Klara sat there in an odd kind of thoughtful silence. She wanted him to keep talking. Say it all whether it's true or not. She felt completely ungenerous but thought he might have a point about Acey's work. He had useful intuitions about art. It was one of the things between them, of course, how he'd stand before one of Klara's pieces and let her know with a few well-placed words and with his general surrender to the object that he saw what she was doing.

“She loves the slippers,” he said.

“She loves the slippers. What are we talking about? Oh your mother.”

“She loves the slippers.”

“She loves the slippers. Good. I'm happy.”

Or possibly the case could be stated thus. He was totally wrong about Acey's work but maybe she wanted him to be right.

In Sagaponack she dropped her bag in the guest room and went to visit painters all over the local map. They painted in sheds, whitewashed studios and renovated potato barns and she went mostly alone, borrowing Esther's car because Esther was on the phone trying to deal with landlords and lawyers.

At dinner Jack got dizzy and lay on the sofa and the evening more or less went on around him.

She stood on the sand and watched the waves barrel up and come snugging beachward.

She called Miles, who was leaving the next day for Normal, Illinois.

She met a sculptor with a face full of burst capillaries, English, his wife was dying, and she had a long talk with him, a completely intense conversation about the way in which their work exposed them, layer by layer, as inadequate, and they took solace one from the other, seeing how such things can be shared no matter how seemingly unique. And embraced when she left.

Esther said, “You're looking sexy lately, you know that?”

“Says who?”

“Old Jack.”

Klara typically grew tired of old Jack and then took his side, sympathizing, saying Jack has a point and finding him funny and then finding him tiresome again, even pathetic at times, but he loved Esther in the sweetest way, spoke about it openly and didn't care who heard and told waiters and doormen how good she was in bed and Esther knew it wasn't possible to stop him and probably didn't want to. They both needed the drama of public avowals because how else could their vividness survive?

Things flew out of her hand. A glass flew out of her hand when she was standing on someone's deck. Alone in Esther's car she talked about left turn and right turn, reciting directions aloud, telling herself to stop on red.

On the phone Miles said, “People don't think it's totally, you know, bizarre that a woman can get sick every time Henry Kissinger gets sick, a thousand miles away. We the ungreat have to get our diseases any way we can.”
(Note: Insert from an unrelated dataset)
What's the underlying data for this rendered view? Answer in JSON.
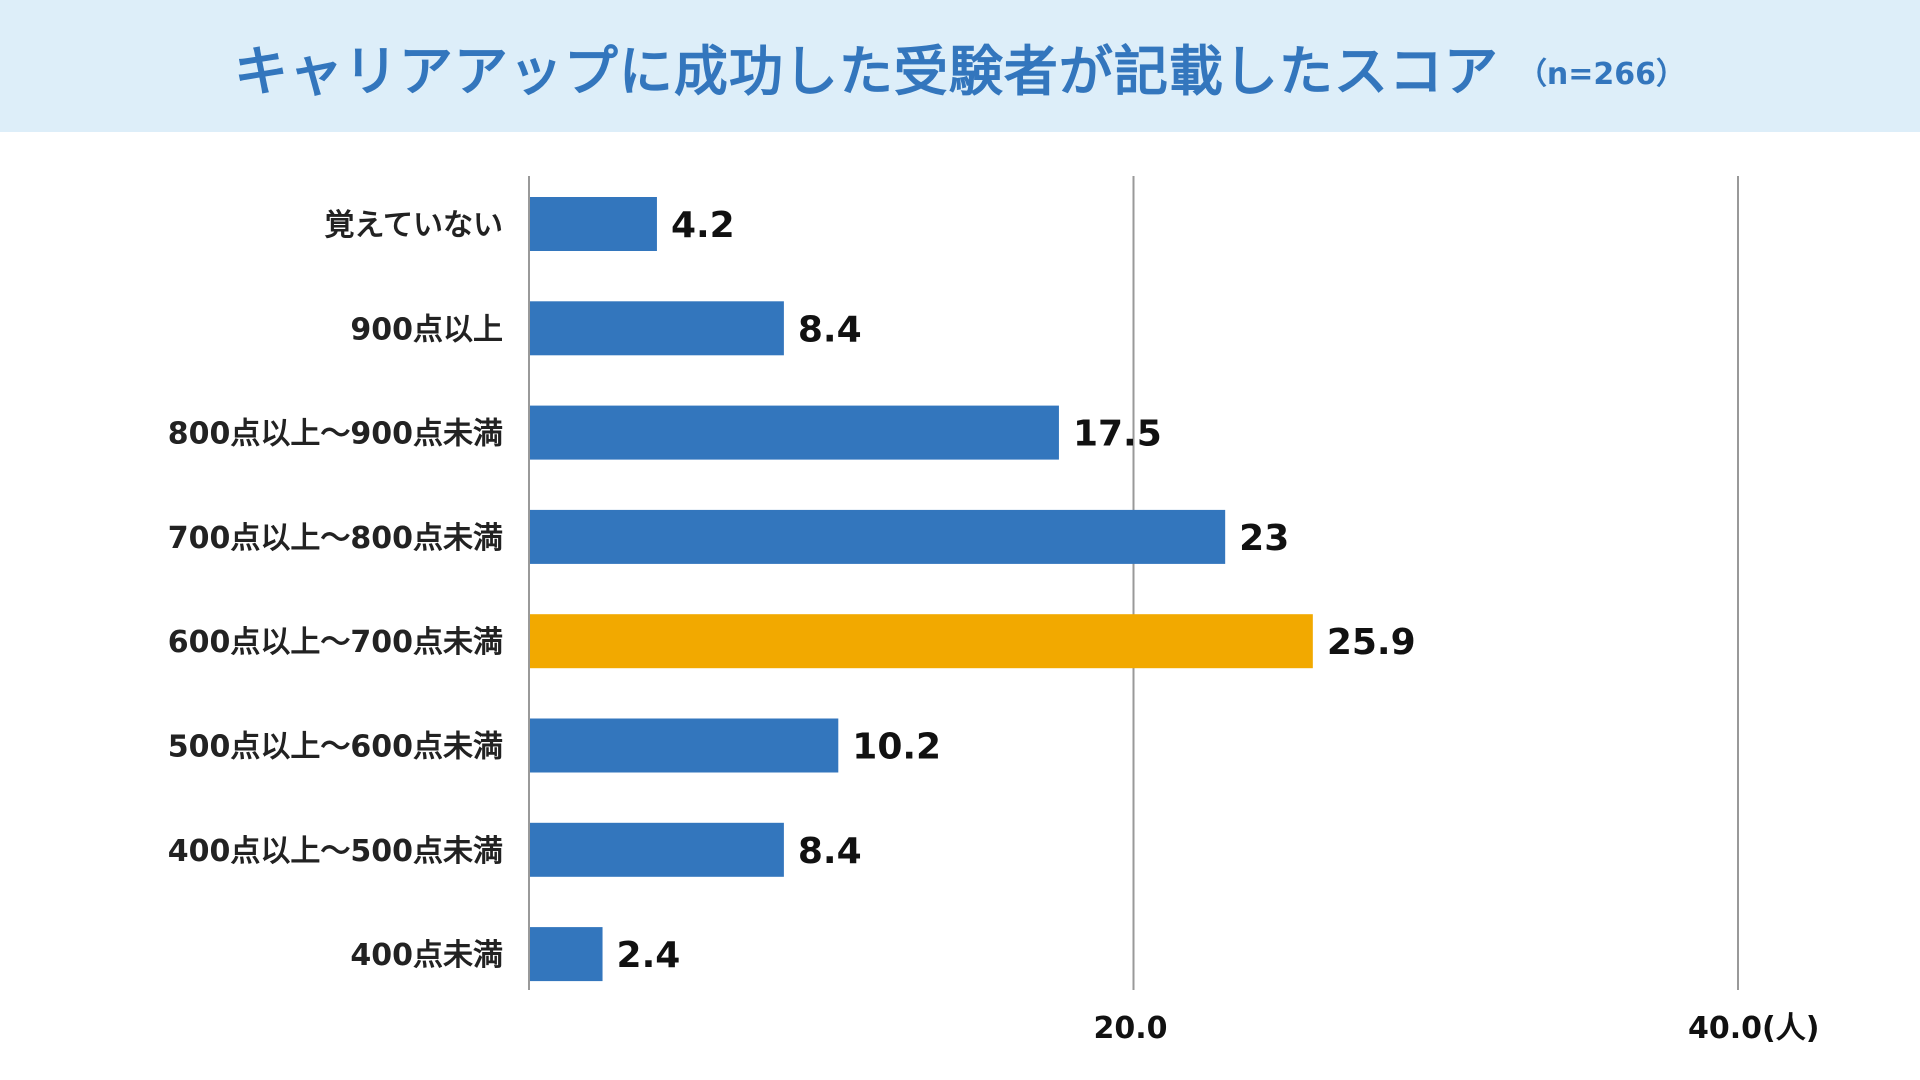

A wind started blowing and would not stop and it carried a faint taste of summer's end and Esther said, “It's like the
tramontana
,” and Klara thought oddly of Albert, or not so oddly—he loved the Italian words for different kinds of winds blowing off the Alps and up from the African littoral.

And she didn't really like the English sculptor's work if we're going to be honest about it, whatever their affinity of ominous doubt.

“No, seriously, you look great,” Esther said.

The nights so breezy and clean. Shadows, whispers, a man's chin-line, his hair, how he holds a wineglass.

Esther said, “Jack's a baby of course. That's why he stayed on the sofa when he was feeling out of sorts the other night.”

“He wanted to be with people.”

“He's the biggest baby ever but if he dies on me I'll go to pieces in a tenth of a second.”

She loved them both and told them when she left and meant it the way you always mean it after four blowy days and nights and good
food and talk and the potato fields running clear to the dunes under high swift skies.

Such luck to be alive, she thought, and took the train back, humanly invisible in her roomy seat, where she smoked a cigarette and looked forward to being home—home alone, surrounded by all the things and textures that make you familiar, once again, to yourself.

Her father used to say, The best part of a trip is coming home.

But when did they ever go away? Only rarely, and briefly, a rented bungalow on a lake, with another family, because godforbid we shouldn't feel crowded, her mother said, and let's hurry back before someone steals the note we left for the milkman.